Water pollution associated with wool
Water pollution occurs both when rearing sheep and during the process of making wool from their fleece. Fecal matter (i.e., sheep poop) can find its way into waterways adjacent to farms rendering them unsafe for drinking and even recreational purposes. And water pollution associated with rearing sheep doesn’t end there. Sheep dipping is a common practice used by farmers. Essentially, sheep are ‘dipped’ in a toxic chemical bath to rid them of any parasites such as blowfly or ticks. In one study in Scotland, a mere cupful of sheep dip got into a river and killed over a thousand fish downstream.
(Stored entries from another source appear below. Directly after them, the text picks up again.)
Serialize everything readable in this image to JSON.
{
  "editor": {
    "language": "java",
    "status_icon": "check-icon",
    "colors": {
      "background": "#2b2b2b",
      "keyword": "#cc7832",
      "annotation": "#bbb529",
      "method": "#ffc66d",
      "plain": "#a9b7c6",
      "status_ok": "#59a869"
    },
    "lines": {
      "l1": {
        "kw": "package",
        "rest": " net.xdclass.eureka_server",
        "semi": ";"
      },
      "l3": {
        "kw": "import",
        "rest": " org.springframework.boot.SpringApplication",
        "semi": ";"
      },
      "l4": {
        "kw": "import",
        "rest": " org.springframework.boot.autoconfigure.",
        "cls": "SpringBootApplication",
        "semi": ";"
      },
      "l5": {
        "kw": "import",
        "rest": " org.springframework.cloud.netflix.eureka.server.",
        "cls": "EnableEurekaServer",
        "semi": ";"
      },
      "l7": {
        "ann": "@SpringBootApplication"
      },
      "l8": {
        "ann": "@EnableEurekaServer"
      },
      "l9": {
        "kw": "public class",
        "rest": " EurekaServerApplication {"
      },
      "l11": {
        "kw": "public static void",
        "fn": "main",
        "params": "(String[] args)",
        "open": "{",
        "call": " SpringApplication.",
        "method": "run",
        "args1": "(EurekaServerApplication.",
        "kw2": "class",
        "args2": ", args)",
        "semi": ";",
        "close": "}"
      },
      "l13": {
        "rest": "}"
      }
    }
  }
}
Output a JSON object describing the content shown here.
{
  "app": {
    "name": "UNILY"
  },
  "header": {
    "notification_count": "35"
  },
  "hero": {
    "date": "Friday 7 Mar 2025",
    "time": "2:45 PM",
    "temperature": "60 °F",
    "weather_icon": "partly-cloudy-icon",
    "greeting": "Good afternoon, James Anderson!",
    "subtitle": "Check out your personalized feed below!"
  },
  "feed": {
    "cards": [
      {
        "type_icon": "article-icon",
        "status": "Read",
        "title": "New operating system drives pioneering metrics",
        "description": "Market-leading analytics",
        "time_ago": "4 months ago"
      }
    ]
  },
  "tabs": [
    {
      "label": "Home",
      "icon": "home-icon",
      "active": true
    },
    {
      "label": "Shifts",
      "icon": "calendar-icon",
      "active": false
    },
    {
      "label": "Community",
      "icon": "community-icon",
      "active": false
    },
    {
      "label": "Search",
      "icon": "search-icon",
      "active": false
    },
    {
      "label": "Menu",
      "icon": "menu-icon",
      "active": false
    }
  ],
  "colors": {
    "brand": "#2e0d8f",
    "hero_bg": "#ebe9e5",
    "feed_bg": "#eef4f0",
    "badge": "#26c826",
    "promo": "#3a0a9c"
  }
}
Water pollution is also an issue when processing the sheared fleece. When the fleece is shorn, it must be cleaned. This is done using harsh chemicals. These can, ultimately, end up in waterways, causing damaging to aquatic species.
Greenhouse gas emissions
When rearing any animal, greenhouse gas emissions need to be taken into consideration. Animal manure, as well as their wind, release methane into the atmosphere. Since these gases contribute to climate change, the environmental impact is huge. In New Zealand, for example, 50% of their greenhouse gas emissions are attributed to the agricultural sector. Sheep being reared for wool are not the only factor here – but they contribute to the problem
Lots of space needed for wool production
Sheep need space to live. Not only that, but the food they eat also needs space to grow. It is estimated that per bale, wool needs 367 more space than cotton. That’s a LOT of space! Rich biodiversity is lost to create space for the wool industry. There are also land damage issues associated with rearing sheep for wool. Soil is eroded due to land being constantly grazed by large numbers of sheep.
The bottom line
Like all materials, wool comes with positives and negatives when it comes to environmental impact. It is renewable and can be popped in the compost bin when it comes to the end of its usable life. Wool is far from perfect though – rearing any animal contributes to greenhouse gas emissions and takes up a lot of space. However, synthetic alternatives come with nasty environmental impacts too. Until a totally eco-friendly material is developed, we need to make difficult choices. In the meantime, reuse your wool items as much as possible – pass them on to others or donate them to charity after use.